For many years now, even from before I can remember, we have grown old gracefully: we have religiously followed the dance choreographed by God’s angels in the master bedroom of Heaven. Nothing has been too beautiful for the likes of us, even in dotage and eventual senility. They say (whoever “they” have the cheek to be) that with the onset of over-extended life comes the inability to use words with any degree of intelligence and articulation. I prove them wrong merely by pre-empting such accusations with the articulation of the very same words THEY pride themselves in using. Just with a few pumps of my faithful lungs upon the vocal instrument, the word “articulation” will trip off my tongue a real treat.

The tragedy of any handicap is the fact that those so cursed often fall short of finding the words to describe and explore their affliction: philosophical consideration of their failing is quite beyond their reach wholly due to the effect of the same failing upon their minds. A vicious circle, if ever there was one … like love gradually transmuting to hate in relationships of once unshakeable affection.

I turn towards the only person I have really cared for (even if I haven’t always shown it) and open my mouth to warn her. It may be too late for me, but…

My mouth proves to be without tongue whatsoever and I cannot even compliment my darling on the return of her flaming red hair which first attracted me all those long years ago.
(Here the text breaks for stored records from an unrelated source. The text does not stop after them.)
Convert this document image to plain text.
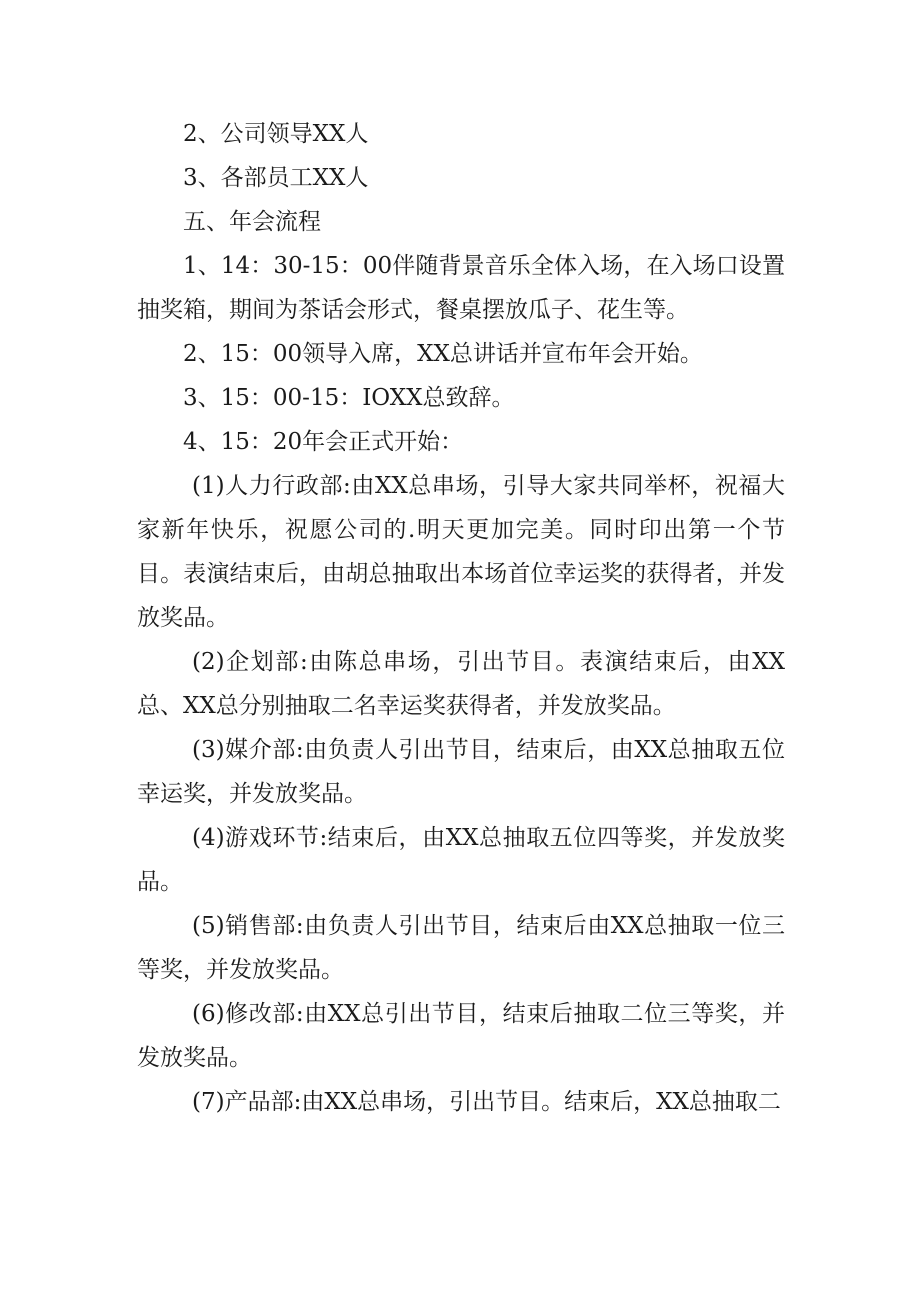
2、公司领导XX人

3、各部员工XX人

五、年会流程

1、14：30-15：00伴随背景音乐全体入场，在入场口设置抽奖箱，期间为茶话会形式，餐桌摆放瓜子、花生等。

2、15：00领导入席，XX总讲话并宣布年会开始。

3、15：00-15：IOXX总致辞。

4、15：20年会正式开始：

(1)人力行政部:由XX总串场，引导大家共同举杯，祝福大家新年快乐，祝愿公司的.明天更加完美。同时印出第一个节目。表演结束后，由胡总抽取出本场首位幸运奖的获得者，并发放奖品。

(2)企划部:由陈总串场，引出节目。表演结束后，由XX总、XX总分别抽取二名幸运奖获得者，并发放奖品。

(3)媒介部:由负责人引出节目，结束后，由XX总抽取五位幸运奖，并发放奖品。

(4)游戏环节:结束后，由XX总抽取五位四等奖，并发放奖品。

(5)销售部:由负责人引出节目，结束后由XX总抽取一位三等奖，并发放奖品。

(6)修改部:由XX总引出节目，结束后抽取二位三等奖，并发放奖品。

(7)产品部:由XX总串场，引出节目。结束后，XX总抽取二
(published ‘Massacre’ 1992)


Back To Basics

Madame Claire inched her bottom towards me on the chaise longue. We were waiting together, based on the theory that two heads were better than one. Split the difference. Halve the elapsing time. The fact that one of us waited for something entirely dissimilar, as well as secret – well, it should have been neither here nor there. Yet, both our waits were pointless, as it turned out, since there arose another factor altogether a ghost – altering the course, not only of Madame Claire’s life and of my own, but also that of the dead person that had given it life … a ghost that thus reflected backward with its effects as well as forwards: as ghosts often did in the old days. The eerie side-shape was more than merely a ghost, however. There was a semblance of hope, a dread, a memory, a supposition – all these things at once – tinged with a supernatural element that had more in common with basics than anything higher: God the ground exhaling an angel of air. Madame Claire nodded, agreeing with my silent description of the phenomenon. We kissed for the first time. Evidently, the chaise longue could wait no longer.

(published ‘Oasis’ 1997)



I’m a wreck-fish first and firstmost, ne’er-be-lickit, happy as a sandboy with a crop-eared velvet-runner. I dodge them witters and blubbring brother-brutes alike. The besomclean junk-wad is bedded amid the daughterlings of the yeast-bitten salt-wine. It knows none of sky’s blashy, flisky giddiheads of storm, down here where the fan-nerved earthflies bear their fear-babes. The enchanter’s-nightshades have the tidal fidgets while their weedy cradle-clothes gather to garnish the pricker-roach and the girt, besmottered hog’s-lard of a glibbery funk-willie.

I, once witling and muttonmonger, now flit-fold of the sea-shades, tittertotter through the giffgaffs and bugling sea-sounds. I strip the cradle-clothes from the pricker-roach and tongue it askingly, then edge towards the glibbery funk-willie, swallowish and gulpswollen as I drift with the weedy sea. The funk-willie escapes, blubbring and besnuffed; it flees my eager ne’er-be-lickit tongue; it’d rather face the blashy giddiheads of the real sky than the dangers of the sea’s shyfryngs and velvet runs…

To go peckish for another enchanter’s-nightshade of the deep sea, there’s only hog’s-lard and fucus for a fan-nerved wreck-fish such as I. Enough to make me swallow my own body with the head and tail left on.